Katniss, do not open this envelope until you see President Snow. The letter inside contains major spoilers for this story and is the reason I'm dead. Love, Beetee

"But how did he write that, then?" Annie asked in astonishment.

"Don't trouble yourself trying to understand this, Annie," Katniss replied, sighing. "You'll drive yourself almost as crazy as I'm getting."

"Well, Boggs said we're going to leave in about 45 minutes," Finnick said, his arm around Annie, who still looked bewildered. "We should probably try to find Cinna, Gale, and Johanna.

They found Gale and Johanna making out in the dining room.

"I guess we'll go," Johanna muttered, moments later after she pulled away from Gale. "But Gale and I will miss valuable make out time."

"You don't sound too enthusiastic," Katniss told her and glared at Gale.

"Why are you glaring at me?" Gale replied angrily. "It was so obvious from the beginning that you and Peeta would end up together."

"He has a good point," Peeta pointed out.

"Is everyone ready to go?" Plutarch asked, walking in with Boggs and Haymitch. Haymitch was wearing the Bender costume after all. Plutarch and Boggs were still naked.

"If they're going to be naked for the rest of this story, I'm putting my negligee back on." Finnick announced. "It'll make the fans feel better." He quickly stripped off his clothes and put on the negligee instead. "Do I hear fan girls sighing?"

"Whatever," Katniss muttered. "Did anyone find Cinna?"

"I did!" Haymitch announced proudly and held out a book for Katniss to see. It was Where's Waldo? He opened the book to the page where he found him.

"Do you think Coin killed Cinna? I know she killed Beetee. I'm sure of it." Katniss whispered to Peeta, ignoring Haymitch.

"Maybe he killed himself after sleeping with her," Peeta said sadly.

"WHAT!" Boggs and Plutarch exclaimed.

"Cinna slept with Coin? Has he lost his mind?" Boggs cried.

"How did you guys hear that?"

"That's disgusting, sweetheart. How can you say such filth? You must have lost your mind," Haymitch snapped.

Says the man who married a bottle of beer, Katniss thought.

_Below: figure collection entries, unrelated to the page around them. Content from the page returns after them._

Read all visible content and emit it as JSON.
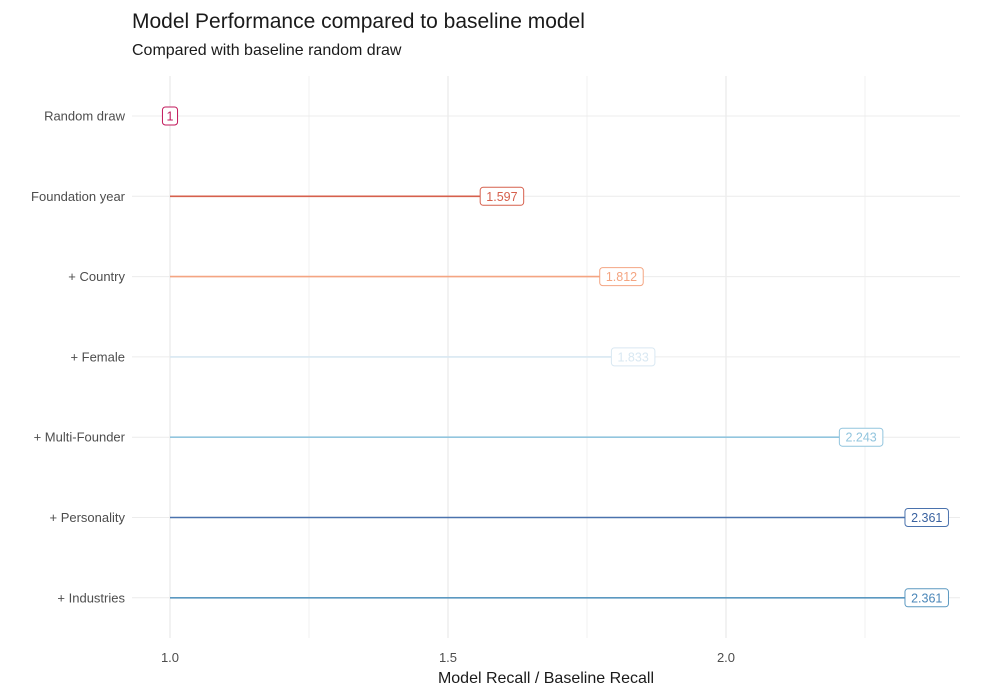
{
  "title": "Model Performance compared to baseline model",
  "subtitle": "Compared with baseline random draw",
  "chart_data": {
    "type": "bar",
    "orientation": "horizontal lollipop",
    "title": "Model Performance compared to baseline model",
    "subtitle": "Compared with baseline random draw",
    "xlabel": "Model Recall / Baseline Recall",
    "ylabel": "",
    "baseline": 1.0,
    "xlim": [
      0.98,
      2.42
    ],
    "xticks": [
      "1.0",
      "1.5",
      "2.0"
    ],
    "xtick_values": [
      1.0,
      1.5,
      2.0
    ],
    "grid": true,
    "categories": [
      "Random draw",
      "Foundation year",
      "+ Country",
      "+ Female",
      "+ Multi-Founder",
      "+ Personality",
      "+ Industries"
    ],
    "values": [
      1,
      1.597,
      1.812,
      1.833,
      2.243,
      2.361,
      2.361
    ],
    "labels": [
      "1",
      "1.597",
      "1.812",
      "1.833",
      "2.243",
      "2.361",
      "2.361"
    ],
    "colors": [
      "#c2185b",
      "#d6604d",
      "#f4a582",
      "#d9e8f2",
      "#92c5de",
      "#4a72ad",
      "#5b98c0"
    ],
    "label_colors": [
      "#c2185b",
      "#d6604d",
      "#f4a582",
      "#d9e8f2",
      "#92c5de",
      "#3a62a0",
      "#4a86b8"
    ]
  }
}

"Everyone shut up now and listen up!" cried a voice from the door. They all turned and gasped. It was President Snow.

"Damn it. Now we're going to miss the burgers and fries," Boggs moaned miserably.

"I don't think this is where the story is supposed to end," Peeta added.

Haymitch, in his Bender costume, walked slowly over to Snow. He looked at Snow, menacingly for a second. Snow just smirked and stared back.

"Do you have any booze on you?" Haymitch finally spoke.